Municipal building in Falkirk, Scotland

Falkirk Sheriff Court is a judicial structure on Main Street in Camelon, a district of Falkirk in Scotland. It operates within the sheriffdom of Tayside, Central and Fife.

==History==
Until the late 1980s, hearings took place at the Old Sheriff Court in Hope Street. However, as the number of court cases in Falkirk grew, it became necessary to commission a modern courthouse for criminal matters. The site the court officials selected was open land on the south side of Main Street in Camelon.

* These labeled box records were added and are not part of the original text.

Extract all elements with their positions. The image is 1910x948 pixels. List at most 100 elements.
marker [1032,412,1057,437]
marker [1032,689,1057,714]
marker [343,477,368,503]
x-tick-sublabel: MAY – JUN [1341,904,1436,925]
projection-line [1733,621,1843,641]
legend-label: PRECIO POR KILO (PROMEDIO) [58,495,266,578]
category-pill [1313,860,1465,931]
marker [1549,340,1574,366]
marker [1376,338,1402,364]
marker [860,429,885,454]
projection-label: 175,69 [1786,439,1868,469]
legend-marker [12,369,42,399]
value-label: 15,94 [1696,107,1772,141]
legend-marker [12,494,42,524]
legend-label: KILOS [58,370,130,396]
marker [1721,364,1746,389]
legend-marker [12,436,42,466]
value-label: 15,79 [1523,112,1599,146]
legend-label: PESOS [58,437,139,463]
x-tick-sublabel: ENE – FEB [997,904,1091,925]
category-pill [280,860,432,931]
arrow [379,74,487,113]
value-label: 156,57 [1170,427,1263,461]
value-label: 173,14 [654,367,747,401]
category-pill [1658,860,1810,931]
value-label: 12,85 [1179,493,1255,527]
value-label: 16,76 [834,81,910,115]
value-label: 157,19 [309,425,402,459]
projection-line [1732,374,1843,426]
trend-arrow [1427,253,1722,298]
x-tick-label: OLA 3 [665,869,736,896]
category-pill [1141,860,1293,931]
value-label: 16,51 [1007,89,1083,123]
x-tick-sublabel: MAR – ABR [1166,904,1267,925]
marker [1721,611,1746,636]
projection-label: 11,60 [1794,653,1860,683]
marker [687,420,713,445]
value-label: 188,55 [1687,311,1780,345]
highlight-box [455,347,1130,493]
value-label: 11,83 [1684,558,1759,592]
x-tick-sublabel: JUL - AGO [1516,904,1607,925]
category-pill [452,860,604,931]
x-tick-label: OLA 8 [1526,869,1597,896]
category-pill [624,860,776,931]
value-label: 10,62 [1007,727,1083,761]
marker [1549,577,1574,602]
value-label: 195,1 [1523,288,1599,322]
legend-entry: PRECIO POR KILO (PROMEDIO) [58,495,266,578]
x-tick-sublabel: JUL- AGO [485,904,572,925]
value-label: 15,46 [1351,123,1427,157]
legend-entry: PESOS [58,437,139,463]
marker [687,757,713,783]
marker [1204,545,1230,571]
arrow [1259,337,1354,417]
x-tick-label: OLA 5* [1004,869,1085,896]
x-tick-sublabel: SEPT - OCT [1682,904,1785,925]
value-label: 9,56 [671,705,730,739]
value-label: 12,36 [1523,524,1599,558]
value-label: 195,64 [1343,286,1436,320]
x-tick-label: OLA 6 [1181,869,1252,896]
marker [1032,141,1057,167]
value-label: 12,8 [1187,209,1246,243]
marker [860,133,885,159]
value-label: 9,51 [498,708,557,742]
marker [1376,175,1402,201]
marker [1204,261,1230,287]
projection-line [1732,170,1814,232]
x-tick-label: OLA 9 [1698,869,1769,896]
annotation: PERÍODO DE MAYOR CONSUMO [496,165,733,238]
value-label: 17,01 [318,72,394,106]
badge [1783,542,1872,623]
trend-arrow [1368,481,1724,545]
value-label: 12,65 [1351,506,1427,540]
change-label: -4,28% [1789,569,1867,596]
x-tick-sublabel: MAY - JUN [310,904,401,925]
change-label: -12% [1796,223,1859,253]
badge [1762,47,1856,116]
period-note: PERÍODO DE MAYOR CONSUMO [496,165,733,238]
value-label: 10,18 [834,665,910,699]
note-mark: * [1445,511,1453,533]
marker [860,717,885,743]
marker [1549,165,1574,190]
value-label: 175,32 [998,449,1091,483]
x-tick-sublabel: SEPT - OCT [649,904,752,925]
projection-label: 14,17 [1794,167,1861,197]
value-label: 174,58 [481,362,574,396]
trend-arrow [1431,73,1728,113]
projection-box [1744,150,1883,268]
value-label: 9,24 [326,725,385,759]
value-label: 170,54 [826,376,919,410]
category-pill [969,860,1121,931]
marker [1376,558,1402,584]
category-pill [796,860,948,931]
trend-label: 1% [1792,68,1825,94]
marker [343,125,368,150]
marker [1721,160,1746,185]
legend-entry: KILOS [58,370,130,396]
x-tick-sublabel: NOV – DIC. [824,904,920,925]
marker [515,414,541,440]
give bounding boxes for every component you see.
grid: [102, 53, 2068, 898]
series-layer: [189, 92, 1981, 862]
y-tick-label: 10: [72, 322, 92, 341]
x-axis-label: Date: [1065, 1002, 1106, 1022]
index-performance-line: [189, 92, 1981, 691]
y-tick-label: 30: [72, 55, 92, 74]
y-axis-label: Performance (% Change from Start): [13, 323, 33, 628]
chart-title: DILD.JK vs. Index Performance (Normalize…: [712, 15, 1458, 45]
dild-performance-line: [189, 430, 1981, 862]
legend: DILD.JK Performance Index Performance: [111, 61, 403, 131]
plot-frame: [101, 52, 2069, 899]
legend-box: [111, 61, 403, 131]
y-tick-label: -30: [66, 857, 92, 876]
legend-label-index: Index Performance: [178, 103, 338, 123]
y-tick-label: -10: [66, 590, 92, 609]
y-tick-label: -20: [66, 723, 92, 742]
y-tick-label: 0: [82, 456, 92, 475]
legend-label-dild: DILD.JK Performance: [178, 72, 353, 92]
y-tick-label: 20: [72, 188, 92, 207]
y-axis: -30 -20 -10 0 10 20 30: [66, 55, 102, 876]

The new building was designed by RMJM in the Postmodern style, built in red sandstone at a cost of £6.3 million, and was completed in 1990. The design involved a symmetrical main frontage of 11 bays facing onto Main Street. The central bay was formed by a semi-circular section which was projected forward. It featured a short flight of steps leading up to three doorways which were recessed behind a semi-circular colonnade supporting an entablature. There were a series of casement windows on the first floor of the section. The wings of five bays each were laid out in a similar style with casement windows recessed behind colonnades on the ground floor and another series of casement windows on the first floor. Internally, the building was laid out to accommodate four courtrooms.

==Operations==
The court deals with both criminal and civil cases. There are currently two sheriffs in post at Falkirk Sheriff Court. They sit alone in civil cases and are assisted by a jury of fifteen members selected from the electoral roll in some criminal cases (cases involving solemn proceedings only). The Sheriff Principal is Gillian Wade.